La Seconde Guerre mondiale va bouleverser la donne. Les années de privation et souffrance encouragent les films musicaux et de divertissement de qualité. Les années 1950 sont aussi celles des films historiques, du genre peplum, qui mettent en scène de grandes fresques bibliques, avec des moyens financiers considérables. Tout le monde a à l’esprit l’affiche du film des Dix commandements de Cecil B. De Mille (1956) avec Moïse (Charlton Heston), brandissant les Tables de la Loi pour les précipiter en bas de la montagne.
Quelque chose est en train de se briser, c’est sûr, qui n’apparaîtra que plus tard : la Loi ne suffit pas, l’homme attend la grâce, et celle-ci n’arrive pas. Peut-être parce que Dieu, lui, attend la foi, qui naît du silence et de l’écoute, du repentir aussi sans doute… En attendant, mais on y reviendra, c’est « le vide » qui s’installe et Antonioni, au début des années 1960, l’a très bien évoqué avec L’Avventura (1960), La notte (1961), L’Eclisse (1962). La ruche bourdonnante de la société des Trente Glorieuses ne sait plus écouter, s’arrêter, prier… « On ne sait même plus prier » dira Alexandre dans Le Sacrifice de Tarkovski (1986). Fellini filme la « vanité », et les fêtes tourbillonnantes de la bourgeoisie romaine comme dans La dolce Vita (1960). Il faudra attendre les années 1980 pour voir surgir tout à coup nombre de films religieux comme Mission de Roland Joffé (1986), qui interroge la place de la religion dans la culture, l’histoire, la vie en société, et jusqu’au sens de la vocation…
La figure de Jésus
Les films qui mettent en scène Jésus ont une fortune variable ; qu’ils soient l’œuvre personnelle de cinéastes ou films controversés qui ne manquent pas de séduire (L’Evangile selon saint Matthieu de Pasolini, 1964 ; Jésus Christ superstar, de Norman Jewison, 1973) ou qu’ils correspondent davantage à une sensibilité religieuse populaire (Jésus de Nazareth de Zeffirelli, en 1977), aucun ne nie le mystère d’un homme en tous cas remarquable qui (au jugement du spectateur) pourrait être le Fils de Dieu.

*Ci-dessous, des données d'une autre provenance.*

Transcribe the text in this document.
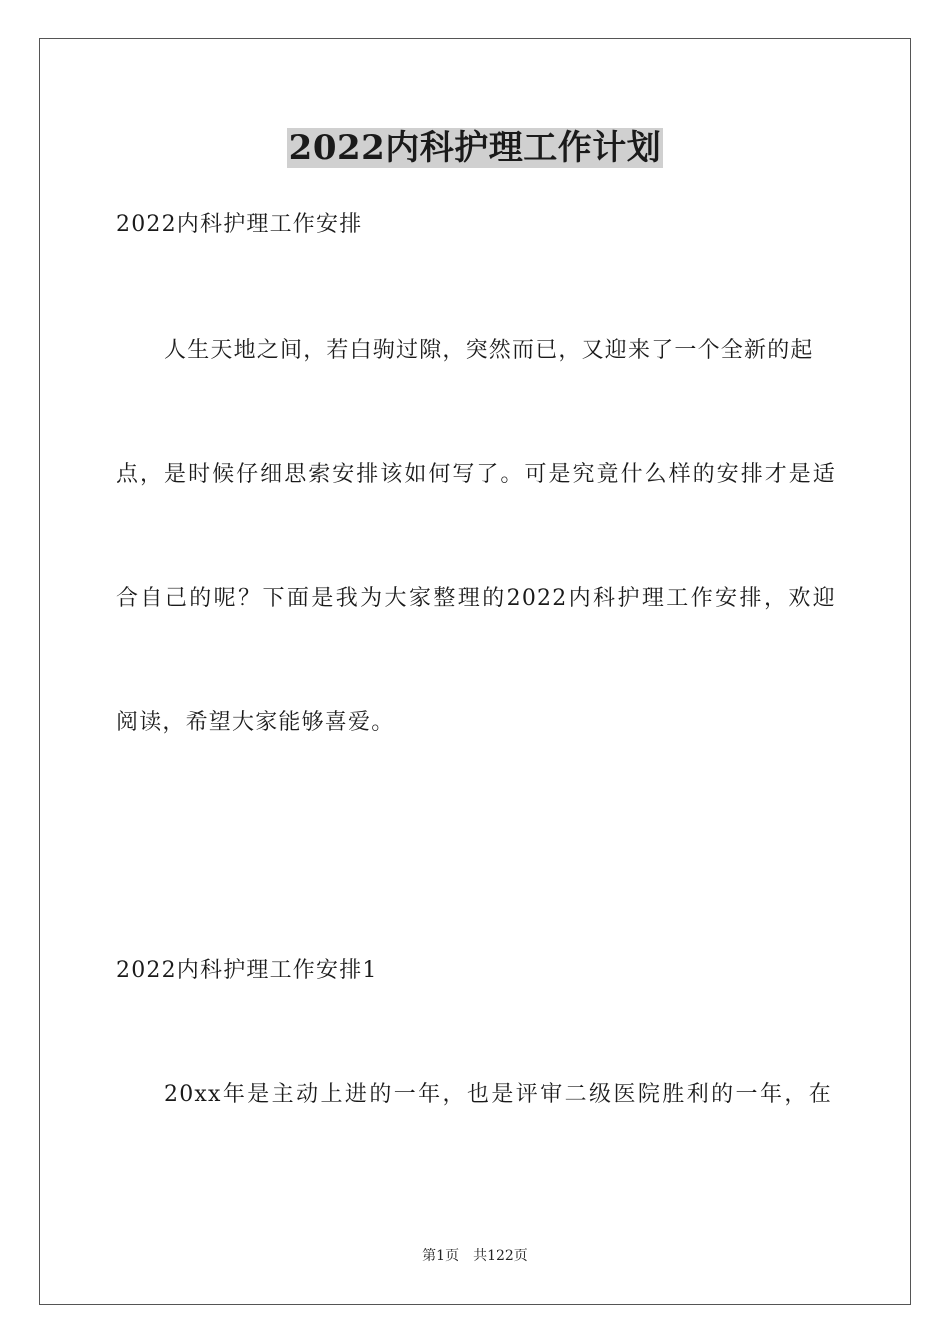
2022内科护理工作计划
2022内科护理工作安排
人生天地之间，若白驹过隙，突然而已，又迎来了一个全新的起
点，是时候仔细思索安排该如何写了。可是究竟什么样的安排才是适
合自己的呢？下面是我为大家整理的2022内科护理工作安排，欢迎
阅读，希望大家能够喜爱。
2022内科护理工作安排1
20xx年是主动上进的一年，也是评审二级医院胜利的一年，在
第1页　共122页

Il faudra attendre encore quelques années pour que la figure de Jésus soit actualisée avec des problématiques psychologiques, mais aussi sociales (Jésus de Serge Moati, 1999, inspiré du livre de Jacques Duquesne ou encore Son of Man de Mark Dornford, 2006). Des réalisateurs explorent alors « l’homme Jésus » au regard des progrès des sciences humaines mais en laissant parfois de côté sa nature divine. Ailleurs, nombre de personnages évoquent la figure du Christ, comme celui de John Coffey dans La ligne verte de Frank Darabont (1999), qui « absorbe » (et guérit) la souffrance des autres. Enfin, il y a aussi les relations de Jésus avec ses disciples avérés ou supposés, ce qu’évoque Risen de Kevin Reynolds (2016) ou Mary d’Abel Ferrara (2005).

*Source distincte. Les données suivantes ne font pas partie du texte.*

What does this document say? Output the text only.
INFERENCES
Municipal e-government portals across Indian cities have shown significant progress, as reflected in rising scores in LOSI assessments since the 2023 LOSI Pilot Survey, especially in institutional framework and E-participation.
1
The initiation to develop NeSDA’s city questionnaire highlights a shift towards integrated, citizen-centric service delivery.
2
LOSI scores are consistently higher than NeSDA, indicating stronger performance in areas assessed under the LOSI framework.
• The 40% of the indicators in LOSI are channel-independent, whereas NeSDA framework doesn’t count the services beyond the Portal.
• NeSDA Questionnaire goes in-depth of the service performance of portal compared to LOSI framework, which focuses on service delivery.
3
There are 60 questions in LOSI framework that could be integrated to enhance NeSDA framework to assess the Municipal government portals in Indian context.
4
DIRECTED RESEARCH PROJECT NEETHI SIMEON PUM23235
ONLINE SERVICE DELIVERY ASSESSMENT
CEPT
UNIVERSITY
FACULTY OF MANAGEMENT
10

Dieu, la société et l’Église
De manière générale, un film qui a une réelle intensité dramatique, une profondeur dans les dialogues, qui explore la psychologie des personnages et l’intrigue, a plus de chances de convaincre le spectateur. Tout l’art du réalisateur et de son équipe, en fonction des possibilités que lui offre la production, est de pouvoir aborder une question (Dieu existe-t-il ?), une situation (l’altruisme et la bonté sont-elles capables de changer le monde ?), une histoire (d’un saint, d’une apparition, d’une possession), qui puisse convaincre croyants et/ou non-croyants de la pertinence de la question religieuse dans des sociétés massivement sécularisées et matérialistes. C’est qu’en fait, la question religieuse est persistante, elle garde une présence notable dans la culture, elle met en relief des conflits de valeurs dans la construction même de la société (on peut penser à There will be blood de Paul Thomas Anderson, 2008), et il n’est pas sûr que certains aspects de la sécularisation n’aient pas eux-mêmes des dimensions religieuses. Ainsi, on peut analyser Wall Street d’Oliver Stone (1987) dans le monde de la finance ou L’associé du diable de Taylor Hackford (1997), dans le domaine juridique, comme la mise en lumière de l’hubris, la démesure qui envahit le cœur des hommes, avec son cortège d’orgueil et de vanité.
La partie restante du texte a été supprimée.